Internet es una ventana abierta a un mundo de intercambios, de soledades compartidas, de compañeros escritores.
La mayoría de la gente no espera a que el semáforo esté en verde para atravesar la calle. Les quema el culo. Para ésos no está indicado
Cuentos para esperar en los semáforos, la ópera prima de Áster Navas (Barakaldo, 1963).
Los pacientes viandantes obtendrán la recompensa de un libro pequeño repleto de grandes relatos.
Descubrirán en “Te imagino” que el oficio de escribir es imaginar aquello que no se ve o que sólo se entrevé. Se pedirán fuego y conversarán durante unos instantes de cualquier cosa banal, llegando a admitir que “el tiempo del que se dispone para cruzarlos es tan limitado que resulta difícil relacionarse e intimar”. Esto les hará sonreír de placer, incluso reírse de las esquelas personalizadas que aparecen en el diario que está expuesto en el quiosco que hay junto al semáforo. Llamarán al móvil a todos los que esperan menos a ellos. Ella, para olvidar ese bochorno, le contará chistes. Él se los terminará porque tiene memoria de pez.

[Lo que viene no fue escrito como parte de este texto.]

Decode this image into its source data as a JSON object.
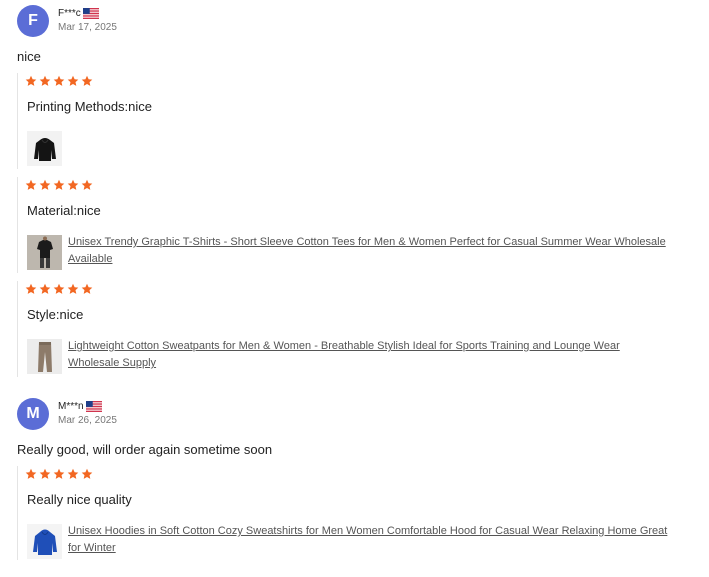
{
  "reviews": [
    {
      "avatar_letter": "F",
      "avatar_color": "#5b6dd6",
      "name": "F***c",
      "country_flag": "us-flag",
      "date": "Mar 17, 2025",
      "comment": "nice",
      "sub_reviews": [
        {
          "rating": 5,
          "text": "Printing Methods:nice",
          "product": ""
        },
        {
          "rating": 5,
          "text": "Material:nice",
          "product": "Unisex Trendy Graphic T-Shirts - Short Sleeve Cotton Tees for Men & Women Perfect for Casual Summer Wear Wholesale Available"
        },
        {
          "rating": 5,
          "text": "Style:nice",
          "product": "Lightweight Cotton Sweatpants for Men & Women - Breathable Stylish Ideal for Sports Training and Lounge Wear Wholesale Supply"
        }
      ]
    },
    {
      "avatar_letter": "M",
      "avatar_color": "#5b6dd6",
      "name": "M***n",
      "country_flag": "us-flag",
      "date": "Mar 26, 2025",
      "comment": "Really good, will order again sometime soon",
      "sub_reviews": [
        {
          "rating": 5,
          "text": "Really nice quality",
          "product": "Unisex Hoodies in Soft Cotton Cozy Sweatshirts for Men Women Comfortable Hood for Casual Wear Relaxing Home Great for Winter"
        }
      ]
    }
  ],
  "colors": {
    "star": "#f26722",
    "avatar": "#5b6dd6",
    "link": "#555555",
    "divider": "#e4e4e4"
  }
}
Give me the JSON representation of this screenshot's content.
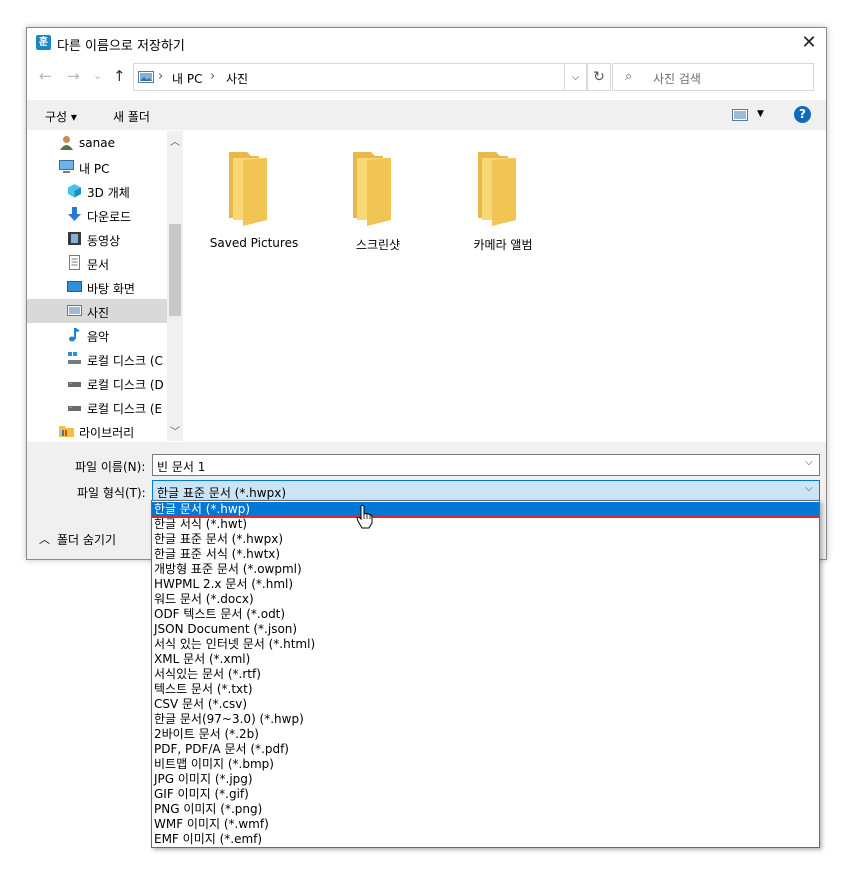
{
  "title": "다른 이름으로 저장하기",
  "app_icon_glyph": "훈",
  "nav": {
    "back": "←",
    "forward": "→",
    "recent": "⌄",
    "up": "↑"
  },
  "address": {
    "crumbs": [
      "내 PC",
      "사진"
    ],
    "sep": "›"
  },
  "search": {
    "placeholder": "사진 검색"
  },
  "toolbar": {
    "organize": "구성 ▾",
    "new_folder": "새 폴더",
    "help": "?"
  },
  "nav_pane": [
    {
      "label": "sanae",
      "icon": "user-icon"
    },
    {
      "label": "내 PC",
      "icon": "computer-icon"
    },
    {
      "label": "3D 개체",
      "icon": "cube-icon"
    },
    {
      "label": "다운로드",
      "icon": "download-icon"
    },
    {
      "label": "동영상",
      "icon": "video-icon"
    },
    {
      "label": "문서",
      "icon": "document-icon"
    },
    {
      "label": "바탕 화면",
      "icon": "desktop-icon"
    },
    {
      "label": "사진",
      "icon": "pictures-icon"
    },
    {
      "label": "음악",
      "icon": "music-icon"
    },
    {
      "label": "로컬 디스크 (C",
      "icon": "drive-icon"
    },
    {
      "label": "로컬 디스크 (D",
      "icon": "drive-icon"
    },
    {
      "label": "로컬 디스크 (E",
      "icon": "drive-icon"
    },
    {
      "label": "라이브러리",
      "icon": "library-icon"
    }
  ],
  "folders": [
    "Saved Pictures",
    "스크린샷",
    "카메라 앨범"
  ],
  "file_name": {
    "label": "파일 이름(N):",
    "value": "빈 문서 1"
  },
  "file_type": {
    "label": "파일 형식(T):",
    "value": "한글 표준 문서 (*.hwpx)"
  },
  "hide_folders": "폴더 숨기기",
  "file_type_options": [
    "한글 문서 (*.hwp)",
    "한글 서식 (*.hwt)",
    "한글 표준 문서 (*.hwpx)",
    "한글 표준 서식 (*.hwtx)",
    "개방형 표준 문서 (*.owpml)",
    "HWPML 2.x 문서 (*.hml)",
    "워드 문서 (*.docx)",
    "ODF 텍스트 문서 (*.odt)",
    "JSON Document (*.json)",
    "서식 있는 인터넷 문서 (*.html)",
    "XML 문서 (*.xml)",
    "서식있는 문서 (*.rtf)",
    "텍스트 문서 (*.txt)",
    "CSV 문서 (*.csv)",
    "한글 문서(97~3.0) (*.hwp)",
    "2바이트 문서 (*.2b)",
    "PDF, PDF/A 문서 (*.pdf)",
    "비트맵 이미지 (*.bmp)",
    "JPG 이미지 (*.jpg)",
    "GIF 이미지 (*.gif)",
    "PNG 이미지 (*.png)",
    "WMF 이미지 (*.wmf)",
    "EMF 이미지 (*.emf)"
  ],
  "selected_option_index": 0,
  "colors": {
    "accent": "#0078d7",
    "highlight_line": "#e0262f",
    "folder": "#f8d775"
  }
}
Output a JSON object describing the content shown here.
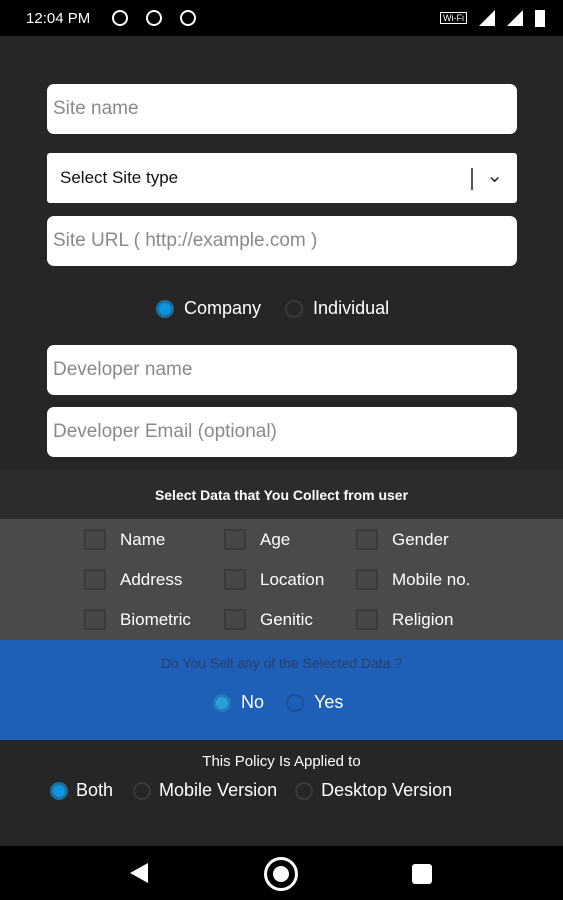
{
  "status_bar": {
    "time": "12:04 PM",
    "wifi_label": "Wi-Fi"
  },
  "form": {
    "site_name_placeholder": "Site name",
    "site_type_selected": "Select Site type",
    "site_url_placeholder": "Site URL ( http://example.com )",
    "owner_type": {
      "options": [
        "Company",
        "Individual"
      ],
      "selected": "Company"
    },
    "developer_name_placeholder": "Developer name",
    "developer_email_placeholder": "Developer Email (optional)"
  },
  "data_collection": {
    "heading": "Select Data that You Collect from user",
    "items": [
      "Name",
      "Age",
      "Gender",
      "Address",
      "Location",
      "Mobile no.",
      "Biometric",
      "Genitic",
      "Religion"
    ]
  },
  "sell_data": {
    "question": "Do You Sell any of the Selected Data ?",
    "options": [
      "No",
      "Yes"
    ],
    "selected": "No"
  },
  "policy_scope": {
    "heading": "This Policy Is Applied to",
    "options": [
      "Both",
      "Mobile Version",
      "Desktop Version"
    ],
    "selected": "Both"
  },
  "colors": {
    "background": "#262626",
    "accent": "#0c95e0",
    "sell_panel": "#1e5fb7"
  },
  "nav_bar": {
    "icons": [
      "back-icon",
      "home-icon",
      "recents-icon"
    ]
  }
}
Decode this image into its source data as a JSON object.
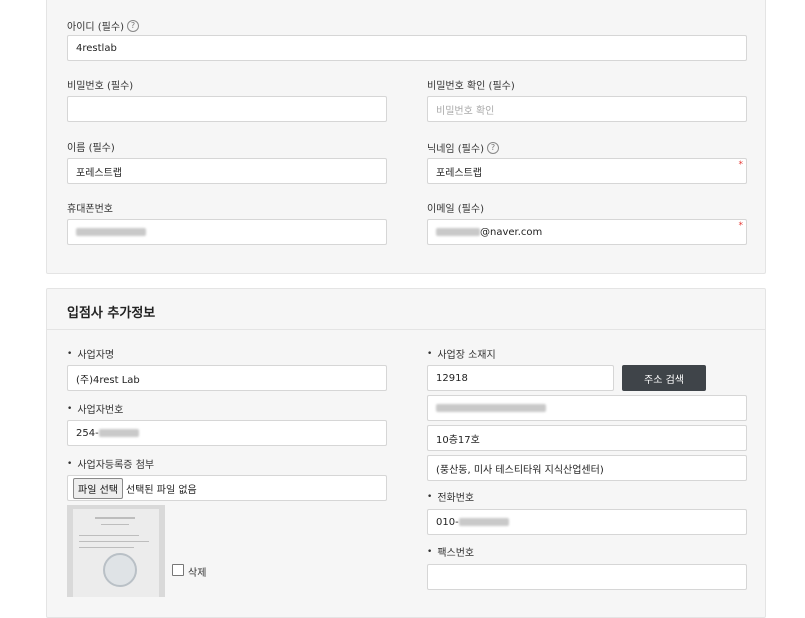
{
  "account": {
    "id_label": "아이디 (필수)",
    "id_help_icon": "question-circle-icon",
    "id_value": "4restlab",
    "password_label": "비밀번호 (필수)",
    "password_value": "",
    "password_confirm_label": "비밀번호 확인 (필수)",
    "password_confirm_placeholder": "비밀번호 확인",
    "name_label": "이름 (필수)",
    "name_value": "포레스트랩",
    "nickname_label": "닉네임 (필수)",
    "nickname_help_icon": "question-circle-icon",
    "nickname_value": "포레스트랩",
    "phone_label": "휴대폰번호",
    "email_label": "이메일 (필수)",
    "email_domain": "@naver.com",
    "required_marker": "*"
  },
  "business": {
    "section_title": "입점사 추가정보",
    "bullet": "•",
    "company_name_label": "사업자명",
    "company_name_value": "(주)4rest Lab",
    "business_number_label": "사업자번호",
    "business_number_prefix": "254-",
    "registration_doc_label": "사업자등록증 첨부",
    "file_button_label": "파일 선택",
    "file_status": "선택된 파일 없음",
    "delete_label": "삭제",
    "address_label": "사업장 소재지",
    "zipcode_value": "12918",
    "address_search_button": "주소 검색",
    "address_detail_value": "10층17호",
    "address_extra_value": "(풍산동, 미사 테스티타워 지식산업센터)",
    "tel_label": "전화번호",
    "tel_prefix": "010-",
    "fax_label": "팩스번호",
    "fax_value": ""
  }
}
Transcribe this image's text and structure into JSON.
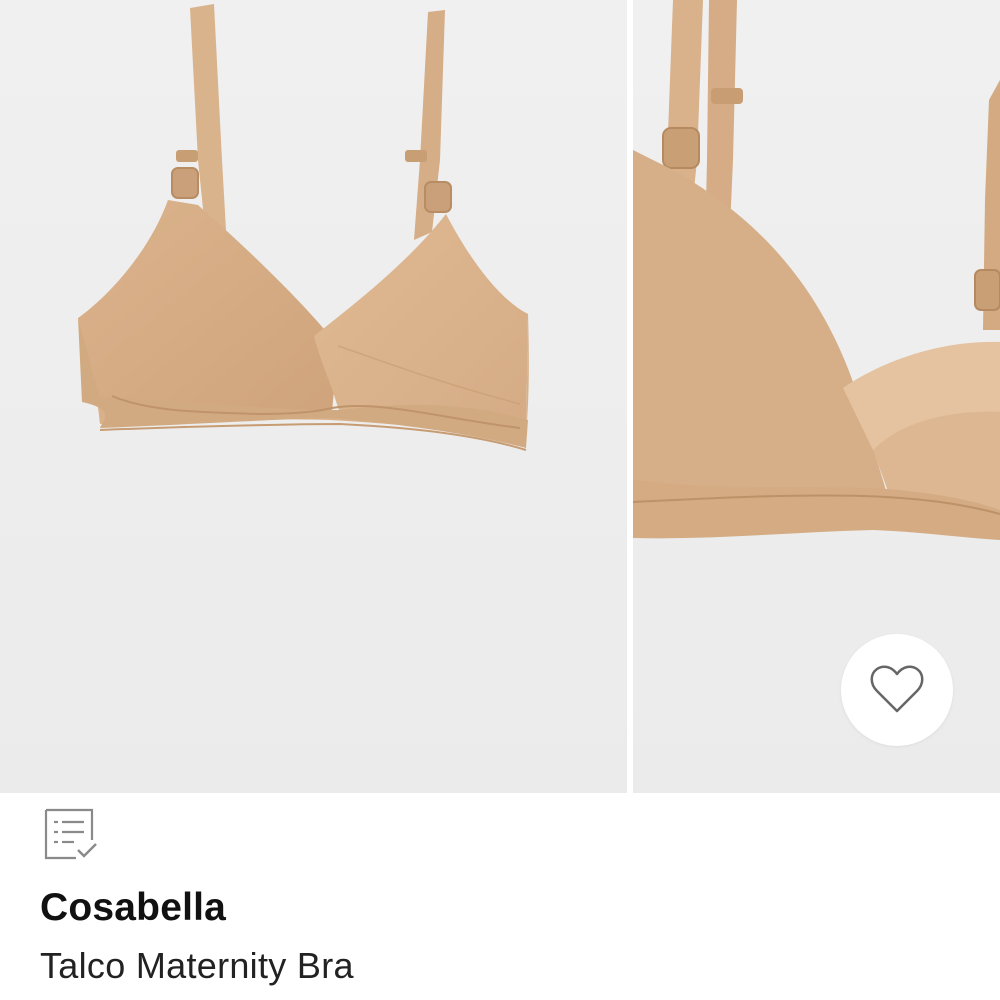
{
  "product": {
    "brand": "Cosabella",
    "name": "Talco Maternity Bra"
  },
  "icons": {
    "favorite": "heart-outline-icon",
    "details": "checklist-document-icon"
  },
  "colors": {
    "fabric": "#dcb48c",
    "background": "#ececec",
    "text": "#111111"
  }
}
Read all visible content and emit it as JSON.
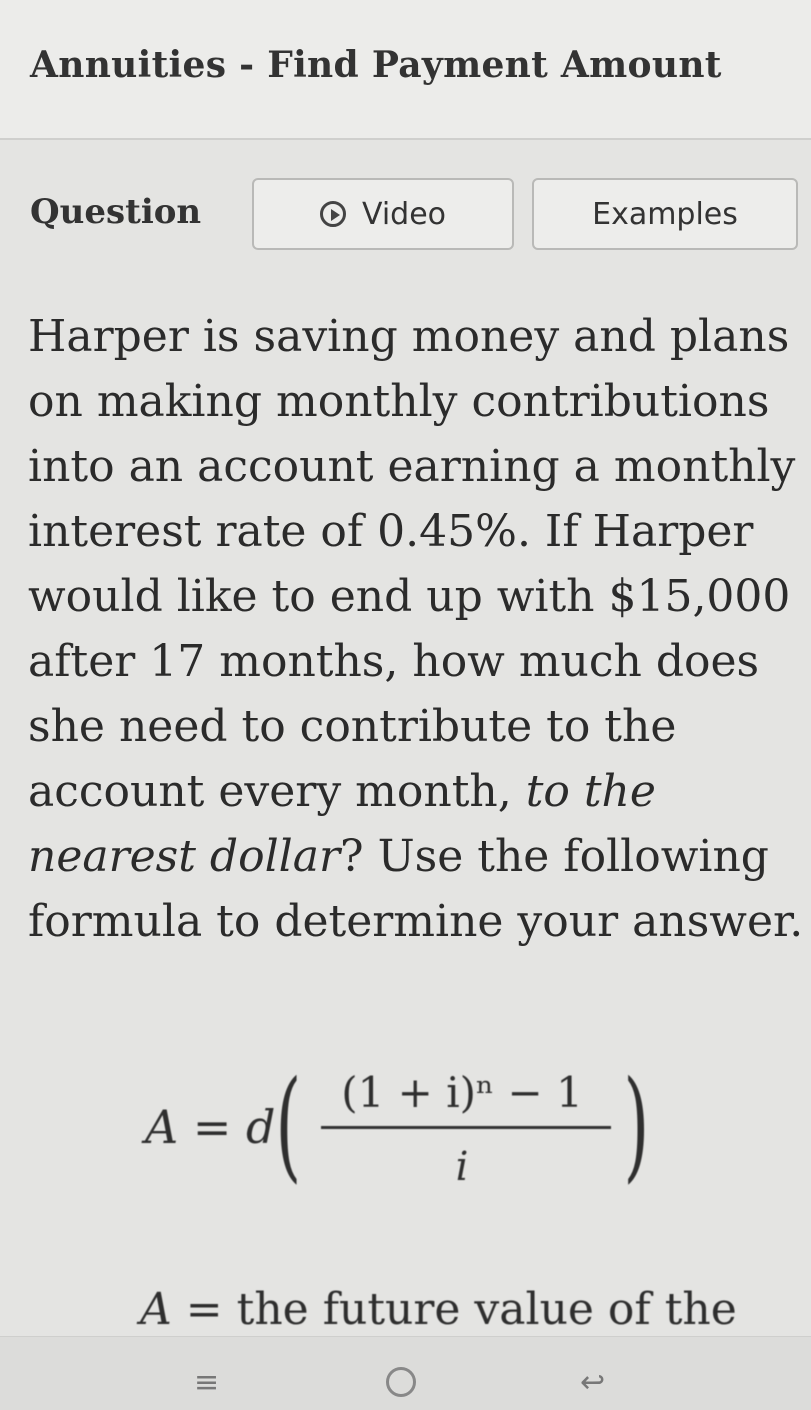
{
  "header": {
    "title": "Annuities - Find Payment Amount"
  },
  "tabs": {
    "question_label": "Question",
    "video_label": "Video",
    "examples_label": "Examples"
  },
  "question": {
    "text_before": "Harper is saving money and plans on making monthly contributions into an account earning a monthly interest rate of 0.45%. If Harper would like to end up with $15,000 after 17 months, how much does she need to contribute to the account every month, ",
    "text_italic": "to the nearest dollar",
    "text_after": "? Use the following formula to determine your answer."
  },
  "formula": {
    "lhs": "A = d",
    "numerator": "(1 + i)ⁿ − 1",
    "denominator": "i"
  },
  "definition": {
    "variable": "A",
    "equals": "=",
    "text": "the future value of the"
  },
  "navbar": {
    "menu_icon": "≡",
    "back_icon": "↩"
  }
}
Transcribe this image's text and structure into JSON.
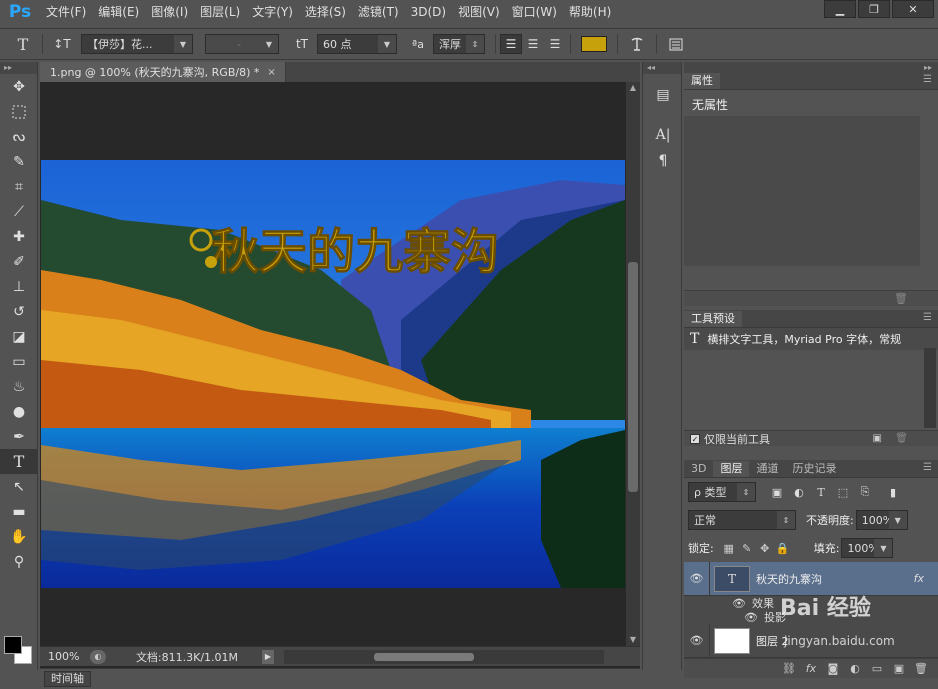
{
  "app": {
    "logo": "Ps"
  },
  "menu": [
    "文件(F)",
    "编辑(E)",
    "图像(I)",
    "图层(L)",
    "文字(Y)",
    "选择(S)",
    "滤镜(T)",
    "3D(D)",
    "视图(V)",
    "窗口(W)",
    "帮助(H)"
  ],
  "window_controls": {
    "minimize": "▁",
    "restore": "❐",
    "close": "✕"
  },
  "options": {
    "tool_icon": "T",
    "orient_icon": "↕T",
    "font_family": "【伊莎】花...",
    "font_style": "-",
    "size_icon": "tT",
    "font_size": "60 点",
    "aa_icon": "ªa",
    "antialias": "浑厚",
    "color": "#c7a10c"
  },
  "document": {
    "tab_title": "1.png @ 100% (秋天的九寨沟, RGB/8) *",
    "tab_close": "×",
    "canvas_text": "秋天的九寨沟",
    "zoom": "100%",
    "doc_info": "文档:811.3K/1.01M"
  },
  "timeline": {
    "label": "时间轴"
  },
  "properties": {
    "tab": "属性",
    "content": "无属性"
  },
  "tool_presets": {
    "tab": "工具预设",
    "item": "横排文字工具，Myriad Pro 字体，常规",
    "current_tool_only": "仅限当前工具"
  },
  "layers": {
    "tabs": [
      "3D",
      "图层",
      "通道",
      "历史记录"
    ],
    "filter_kind": "ρ 类型",
    "blend_mode": "正常",
    "opacity_label": "不透明度:",
    "opacity": "100%",
    "lock_label": "锁定:",
    "fill_label": "填充:",
    "fill": "100%",
    "items": [
      {
        "name": "秋天的九寨沟",
        "fx": "fx",
        "effects_label": "效果",
        "effect": "投影"
      },
      {
        "name": "图层 2"
      }
    ]
  },
  "watermark": {
    "logo": "Bai 经验",
    "site": "jingyan.baidu.com"
  }
}
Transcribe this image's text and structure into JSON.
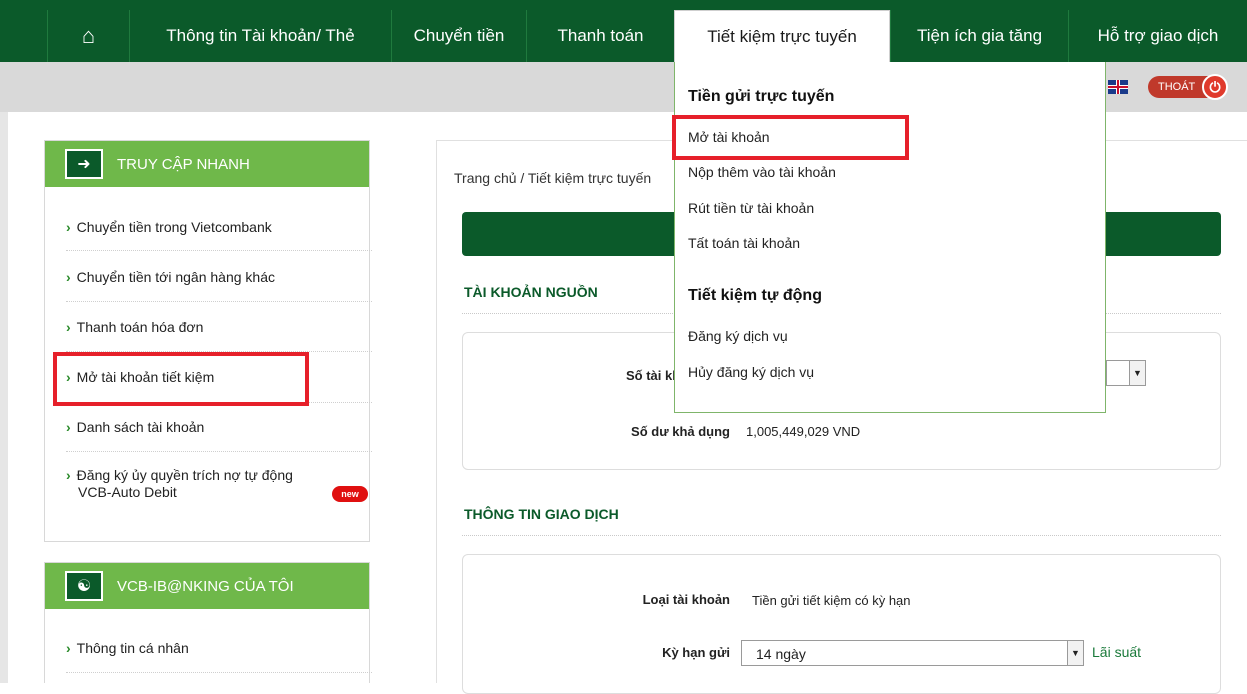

Al cambiar el disco, se irán directos a la habitación de hotel que se anuncia en la página 14 del periódico que ella ha comprado. A la mañana siguiente, él leerá la nota prendida al espejo: “Nunca fui mujer de un solo paraguas”.
Desde entonces, Toño se excita diciendo obscenidades a la voz femenina del contestador de Telefónica. La felicidad es un sueño.
Juan José Millás le llamará un día y, mientras toman un café, alabará sus paralelismos. Tarde, muy tarde comprenderá que es una planta carnívora. Ya le habrá devorado la pasión por la literatura.